Qui peut contester que le Saint-Père a raison ? Qui peut dire que nous ne trouvons pas là le meilleur de la pensée et de la philosophie grecque ? Le Dieu de l’Écriture sainte n’a rien à voir avec celui de l’Islam. C’est vrai : il n’est pas si transcendant que ça. Il a l’esprit logique et il est accessible à la raison : il se trompe, il reconnaît ses erreurs, il se repent, et il répare. Il est comme ses confrères grecs. Il a des fils qui cèdent aux charmes des belles terrestres – elles ont des raisons d’être fières – et leur font des enfants qui deviennent des héros. Mais, avec raison toujours, car il en a, il se méfie des héros, qui peuvent devenir des rivaux. Le Saint-Père cite même Ibn Hazm, que peu de musulmans connaissent. C’est la preuve qu’il connaît très bien l’islam, et, parmi ses conseillers, on compte avec certitude des spécialistes de haut vol. Il n’en manque sûrement pas à l’Institut pontifical d’études arabes et islamiques.

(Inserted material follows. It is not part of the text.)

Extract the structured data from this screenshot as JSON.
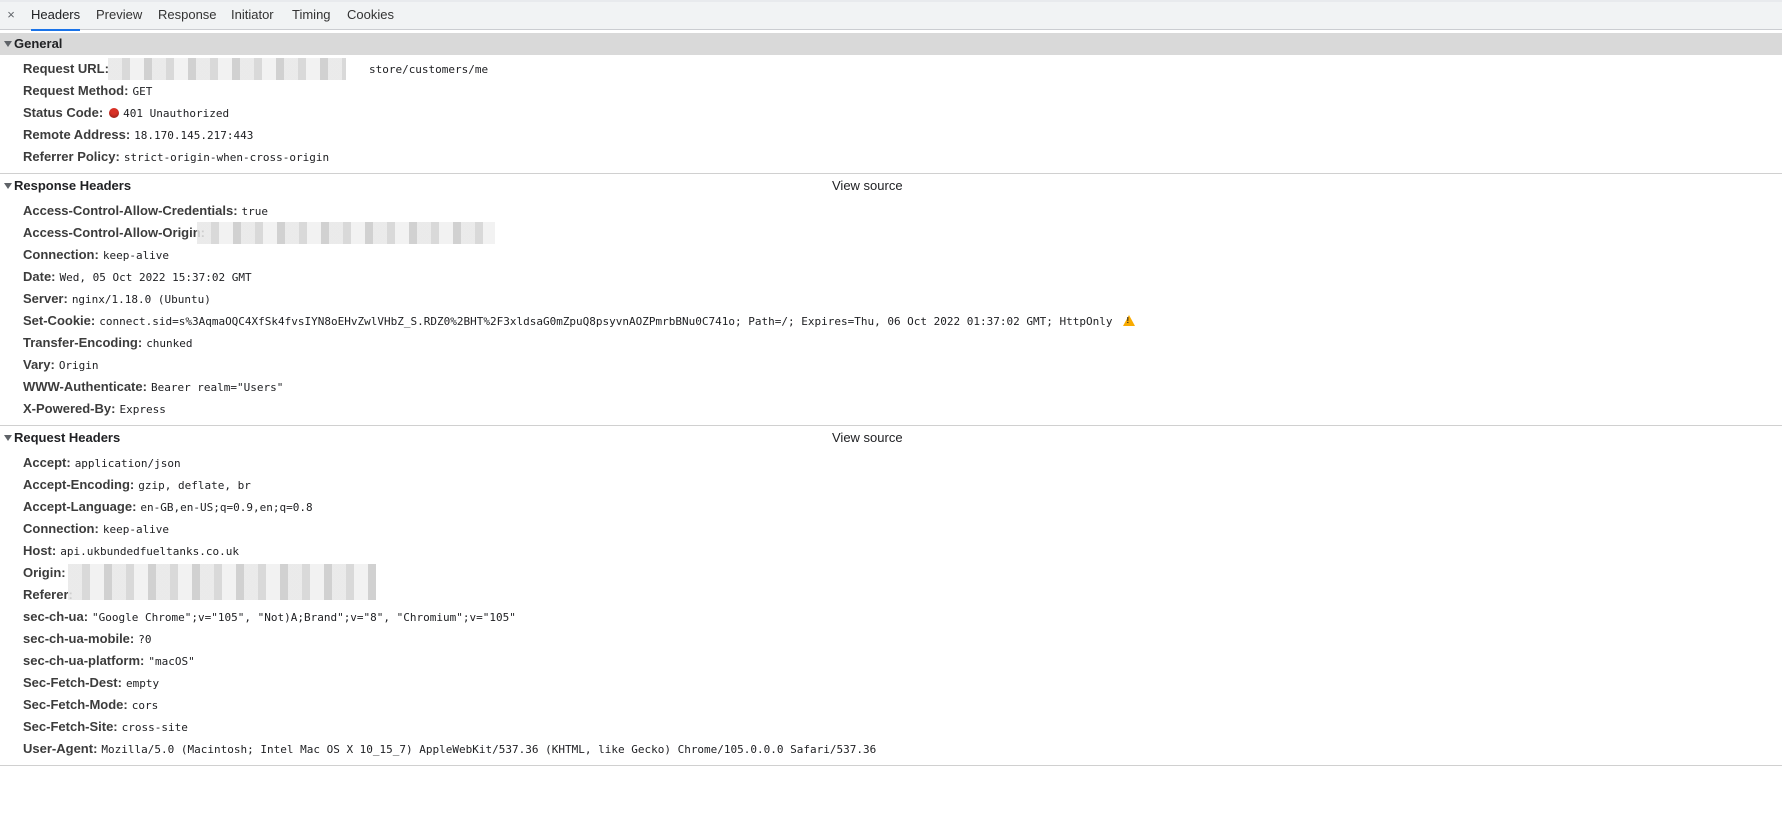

« Alors, il en sera du Royaume des cieux comme de dix jeunes filles qui prirent leurs lampes et sortirent à la rencontre de l’époux. Cinq d’entre elles étaient insensées, et cinq étaient avisées. En prenant leurs lampes, les filles insensées n’avaient pas emporté d’huile ; les filles avisées, elles, avaient pris, avec leurs lampes de l’huile dans des fioles. Comme l’époux tardait, elles s’assoupirent toutes et s’endormirent. Au milieu de la nuit, un cri retentit : Voici l’époux ! Sortez à sa rencontre ! Alors, toutes ces jeunes filles se réveillèrent et apprêtèrent leurs lampes. Les insensées dirent aux avisées : Donnez-nous de votre huile, car nos lampes s’éteignent. Les avisées répondirent : Certes pas, il n’y en aurait pas assez pour nous et pour vous ! Allez plutôt chez les marchands et achetez-en pour vous. Pendant qu’elles allaient en acheter, l’époux arriva : celles qui étaient prêtes entrèrent avec lui dans la salle des noces, et l’on ferma la porte ». (Matthieu, 10 :1-10).

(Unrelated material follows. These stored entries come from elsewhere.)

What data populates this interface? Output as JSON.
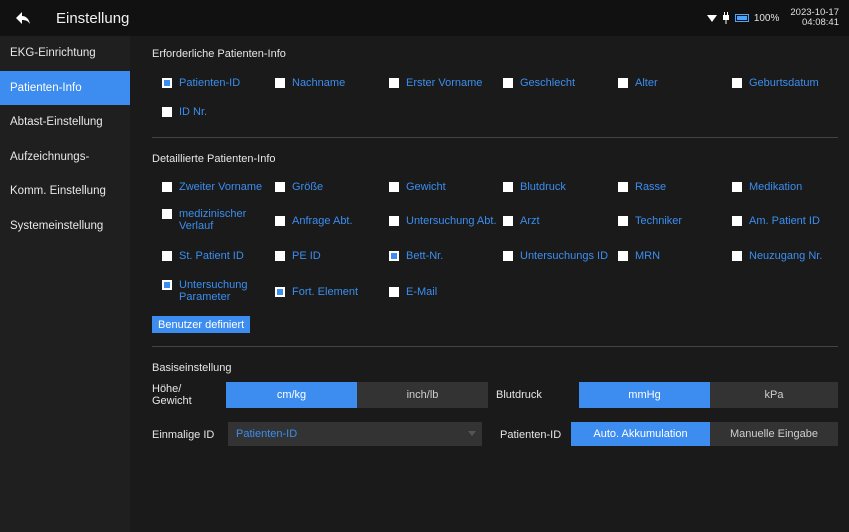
{
  "header": {
    "title": "Einstellung",
    "battery": "100%",
    "date": "2023-10-17",
    "time": "04:08:41"
  },
  "sidebar": {
    "items": [
      {
        "label": "EKG-Einrichtung"
      },
      {
        "label": "Patienten-Info"
      },
      {
        "label": "Abtast-Einstellung"
      },
      {
        "label": "Aufzeichnungs-"
      },
      {
        "label": "Komm. Einstellung"
      },
      {
        "label": "Systemeinstellung"
      }
    ]
  },
  "required": {
    "title": "Erforderliche Patienten-Info",
    "items": [
      {
        "label": "Patienten-ID",
        "checked": true
      },
      {
        "label": "Nachname",
        "checked": false
      },
      {
        "label": "Erster Vorname",
        "checked": false
      },
      {
        "label": "Geschlecht",
        "checked": false
      },
      {
        "label": "Alter",
        "checked": false
      },
      {
        "label": "Geburtsdatum",
        "checked": false
      },
      {
        "label": "ID Nr.",
        "checked": false
      }
    ]
  },
  "detailed": {
    "title": "Detaillierte Patienten-Info",
    "items": [
      {
        "label": "Zweiter Vorname",
        "checked": false
      },
      {
        "label": "Größe",
        "checked": false
      },
      {
        "label": "Gewicht",
        "checked": false
      },
      {
        "label": "Blutdruck",
        "checked": false
      },
      {
        "label": "Rasse",
        "checked": false
      },
      {
        "label": "Medikation",
        "checked": false
      },
      {
        "label": "medizinischer Verlauf",
        "checked": false
      },
      {
        "label": "Anfrage Abt.",
        "checked": false
      },
      {
        "label": "Untersuchung Abt.",
        "checked": false
      },
      {
        "label": "Arzt",
        "checked": false
      },
      {
        "label": "Techniker",
        "checked": false
      },
      {
        "label": "Am. Patient ID",
        "checked": false
      },
      {
        "label": "St. Patient ID",
        "checked": false
      },
      {
        "label": "PE ID",
        "checked": false
      },
      {
        "label": "Bett-Nr.",
        "checked": true
      },
      {
        "label": "Untersuchungs ID",
        "checked": false
      },
      {
        "label": "MRN",
        "checked": false
      },
      {
        "label": "Neuzugang Nr.",
        "checked": false
      },
      {
        "label": "Untersuchung Parameter",
        "checked": true
      },
      {
        "label": "Fort. Element",
        "checked": true
      },
      {
        "label": "E-Mail",
        "checked": false
      }
    ],
    "custom_button": "Benutzer definiert"
  },
  "basic": {
    "title": "Basiseinstellung",
    "height_weight_label": "Höhe/ Gewicht",
    "height_weight_options": [
      {
        "label": "cm/kg",
        "selected": true
      },
      {
        "label": "inch/lb",
        "selected": false
      }
    ],
    "bp_label": "Blutdruck",
    "bp_options": [
      {
        "label": "mmHg",
        "selected": true
      },
      {
        "label": "kPa",
        "selected": false
      }
    ],
    "single_id_label": "Einmalige ID",
    "single_id_value": "Patienten-ID",
    "patient_id_label": "Patienten-ID",
    "patient_id_options": [
      {
        "label": "Auto. Akkumulation",
        "selected": true
      },
      {
        "label": "Manuelle Eingabe",
        "selected": false
      }
    ]
  },
  "colors": {
    "accent": "#3d8df0",
    "background": "#1a1a1a",
    "sidebar": "#1f1f1f",
    "topbar": "#111111"
  }
}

Le judaïsme n’a jamais aboli la polygamie. Jésus était juif. Il emprunte sa parabole au cérémonial juif du mariage à son époque. Lui-même, comme tout juif de son époque et de son âge, surtout lorsqu’il est rabbin, était sûrement marié, et certainement, comme de coutume, avec plusieurs épouses. La question de sa paternité est aujourd’hui à l’affiche, avec le Da Vinci Code

* Historien et penseur musulman tunisien.